Carlo Borromeo
Forse la mostra meglio riuscita e più efficace in questo periodo nella capitale. "Guercino 1591-1666 Capolavori da Cento e da Roma", allestita a Palazzo Barberini di Roma, è una mostra chiarificatrice, uno di quei focus riusciti ed opportuni per comprendere meglio l'opera di un maestro dell'arte europea.
In uno spazio godibile e misurato, allestito con semplicità e rispetto del visitatore (nulla a che vedere con la faticosa ed affannosa enfilade di opere della complessa espozione di palazzo Venezia dedicata al "tempo di Caravaggio") si snoda il percorso di vita e di arte di Giovanni Francesco Barbieri, soprannominato il Guercino, nato a Cento il 2 febbraio 1591.
L'esposizione, composta da opere conservate nei musei e nelle collezioni di Roma e di Cento, nonché del Fondo Edifici di Culto del Ministero dell'Interno, consente di ammirare uno straordinario corpus di dipinti: trentasei capolavori che coprono tutto l'arco cronologico del suo lungo percorso artistico, facendone emergere l'esuberante talento.
Viene dato ampio risalto a quella trama che lega centri d'arte e di cultura, negando la dimensione "provinciale" e minore di taluni centri, a favore di un tessuto
connettivo tra città, botteghe, artisti.
Viene cioè restituita la dimensione geografica dell'arte, fatta di fucine territoriali, collegate e in continua connessione, fatta di mediazione tra committenti e di viaggi che garantiscono aggiornamento e nuove opportunità lavorative agli artisti. Insomma non "il" capolavoro o "la" capitale indiscussa dell'arte, ma una trama ricca che nasce e trae linfa vitale dal territorio.

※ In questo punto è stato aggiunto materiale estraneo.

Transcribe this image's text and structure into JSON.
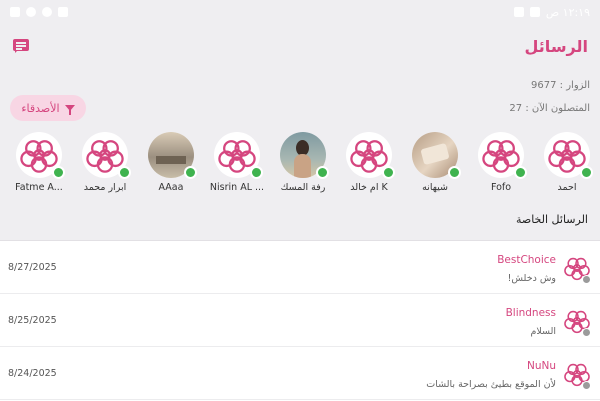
{
  "status_bar": {
    "time": "١٢:١٩ ص"
  },
  "header": {
    "title": "الرسائل",
    "chat_icon": "chat-bubble-icon"
  },
  "stats": {
    "visitors": "الزوار : 9677",
    "online": "المتصلون الآن : 27"
  },
  "filter": {
    "label": "الأصدقاء",
    "icon": "funnel-icon"
  },
  "friends": [
    {
      "name": "احمد",
      "online": true,
      "avatar": "flower"
    },
    {
      "name": "Fofo",
      "online": true,
      "avatar": "flower"
    },
    {
      "name": "شيهانه",
      "online": true,
      "avatar": "photo-hand"
    },
    {
      "name": "ام خالد K",
      "online": true,
      "avatar": "flower"
    },
    {
      "name": "رفة المسك",
      "online": true,
      "avatar": "photo-woman"
    },
    {
      "name": "Nisrin AL ...",
      "online": true,
      "avatar": "flower"
    },
    {
      "name": "AAaa",
      "online": true,
      "avatar": "photo-room"
    },
    {
      "name": "ابرار محمد",
      "online": true,
      "avatar": "flower"
    },
    {
      "name": "Fatme A...",
      "online": true,
      "avatar": "flower"
    },
    {
      "name": "",
      "online": false,
      "avatar": "flower"
    }
  ],
  "section_title": "الرسائل الخاصة",
  "messages": [
    {
      "sender": "BestChoice",
      "preview": "وش دخلش!",
      "date": "8/27/2025"
    },
    {
      "sender": "Blindness",
      "preview": "السلام",
      "date": "8/25/2025"
    },
    {
      "sender": "NuNu",
      "preview": "لأن الموقع بطيئ بصراحة بالشات",
      "date": "8/24/2025"
    }
  ],
  "colors": {
    "accent": "#d5467f",
    "online": "#3fb34f",
    "offline": "#9b9b9b",
    "chip_bg": "#f8d6e4"
  }
}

Nel percorso della mostra viene messa in luce l'evoluzione pittorica dell'artista, partendo dai primi dipinti, che riflettono l'influsso di alcune importanti fonti dell'arte ferrarese, come Ippolito Scarsella e Carlo Bononi, fino alla produzione più squisitamente legata allo stile e alle idee derivate da Ludovico Carracci. Viene inoltre rimarcata la precocità pittorica del Guercino, un talento innato che gli viene riconosciuto subito anche dal suo maestro, Ludovico Carracci, che vide nel giovane artista di Cento una sorta di continuazione della sua arte.
Il tragitto artistico del maestro si scopre in capolavori come lo Sposalizio mistico di Santa Caterina alla presenza di San Carlo Borromeo, del 1614-15 e nelle più tarde tele con La Madonna della Ghiara con san Pietro, San Carlo Borromeo,
un angelo e donatore.
La fortuna arrise al Guercino a Roma dove venne chiamato dal papa bolognese Gregorio XV Ludovisi, il quale insieme al nipote, il cardinale Ludovico, divenne il suo principale mecenate.
Gli inconfondibili tocchi violacei che si illuminano per contrasto accanto ai rossi e ai gialli, le proporzioni monumentali dei personaggi, gli indimenticabili celi tempestosi che gettano ombre metereologiche sulle figure dei santi, creano una carrellata preziosa.
Capolavoro assoluto degli anni romani è rappresentato dalla monumentale, enorme pala raffigurante Santa Petronilla sepolta e accolta in cielo oggi alla Pinacoteca Capitolina, di cui in mostra si espone il "ricordo" di piccolo formato.
Un riflesso del profondo cambiamento in senso classico e monumentale intervenuto nelle opere successive al soggiorno romano è percepibile nel San Luca e nel San Matteo, (Galleria Nazionale d'Arte Antica) provenienti dalla collezione Barberini, parte di una serie di dipinti raffiguranti i quattro Evangelisti.
Quando il colore si schiarisce – Gli anni della maturità del Guercino sono caratterizzati – soprattutto dopo la morte di Guido Reni, avvenuta nel 1642 – da una rinnovata attenzione ai modi classicisti, in particolare nella gamma cromatica, che diviene tenue e delicata, nella raffinata eleganza formale e nella progressiva semplificazione che lo porterà verso una maggiore chiarezza compositiva. Espressione di questa tendenza sono la Cleopatra davanti a Ottaviano Augusto della Pinacoteca Capitolina o lo splendido Saul contro David di Palazzo Barberini.